Me deprime el demacrado asombro de lo que aparece
en la frontera de la vigilia y el sueño:
fantasmas de palabras, retazos de imágenes mudas que mudan fugazmente su forma. No me seduce la magia de la ocurrencia inesperada, la caprichosa
lucidez a deshoras.
Es fuente de ansiedad no saber si las virtudes virtuales constituyen, en sí mismas, concreciones recuperables por la mera memoria.
Su ambigüedad se reduce a su nombre: duermevela.

II

Mi hija prendió la lámpara de su cuarto y de inmediato gritó, casi eléctricamente, como si millones
de amperes la hubieran fulminado en medio de la noche. No hice caso, di vuelta a la almohada y me dormí otra vez: sabía que al apagar la luz –lo que hace siempre, para conjurar su angustia– volverían la     calma y el silencio.

III

Se llamaba Luz del Alba: murió de madrugada, en un
oscuro accidente, cuando el auto en que viajaba
chocó en la carretera contra un poste de energía
fundido de antemano.

IV

Duerme con los ojos abiertos por el temor inconsciente
de nunca despertar a la mentirosa mañana de este
lado, donde el espejo sigue siendo el aval de la
existencia.

V

No ve la paja en el pájaro del ojo ajeno ni la viga en la bigamia propia, sino la vela que oscurece su libido a la menor provocación.

VI

El insomnio es una forma de la impotencia.
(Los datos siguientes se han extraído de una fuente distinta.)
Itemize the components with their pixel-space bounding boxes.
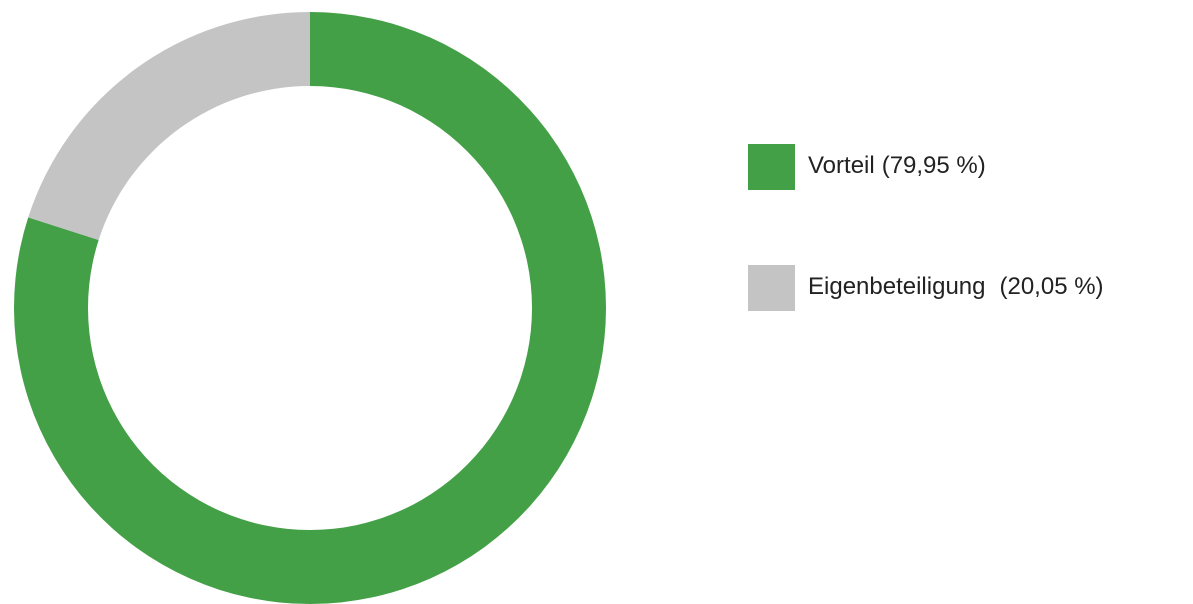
slice bbox=[28, 12, 311, 241]
legend-name: Eigenbeteiligung bbox=[808, 273, 985, 300]
legend-swatch bbox=[748, 144, 795, 190]
legend-label: Eigenbeteiligung (20,05 %) bbox=[808, 273, 1104, 300]
legend-value: (79,95 %) bbox=[882, 152, 986, 179]
legend-label: Vorteil (79,95 %) bbox=[808, 152, 986, 179]
legend-name: Vorteil bbox=[808, 152, 875, 179]
legend-swatch bbox=[748, 265, 795, 311]
legend-value: (20,05 %) bbox=[999, 273, 1103, 300]
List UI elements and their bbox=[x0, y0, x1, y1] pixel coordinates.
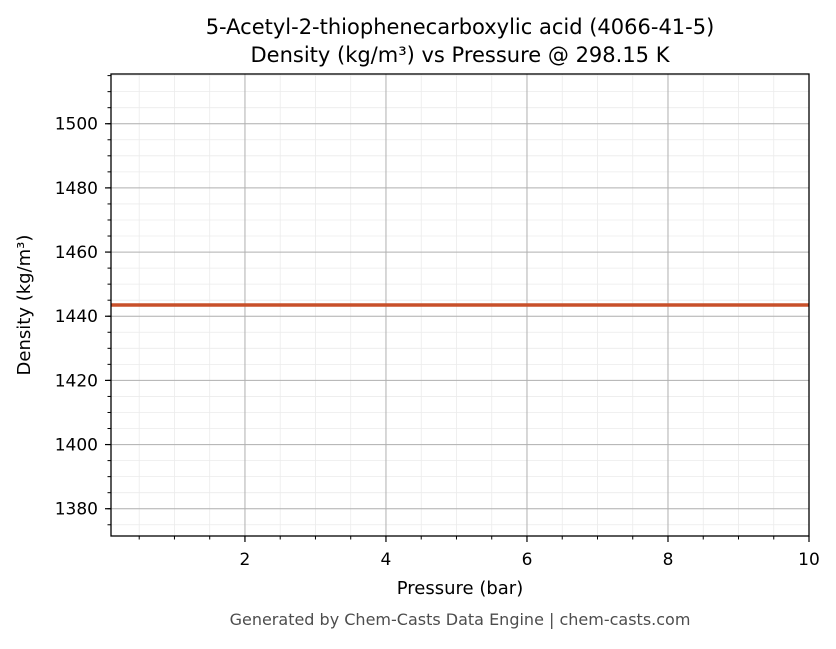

Por eso quienes no pueden dormir recurren a pastillas, infusiones, miles de milagros imposibles. No buscan sinceramente el descanso: quieren conciliar el sueño para reconciliarse consigo mismos. La noche en vela es un desliz sin paraguas, una llovizna desierta, una pena tautológica: vergüenza en las vergüenzas.

VII

Vela: luz del barco, sombra triangular en el envés del sueño.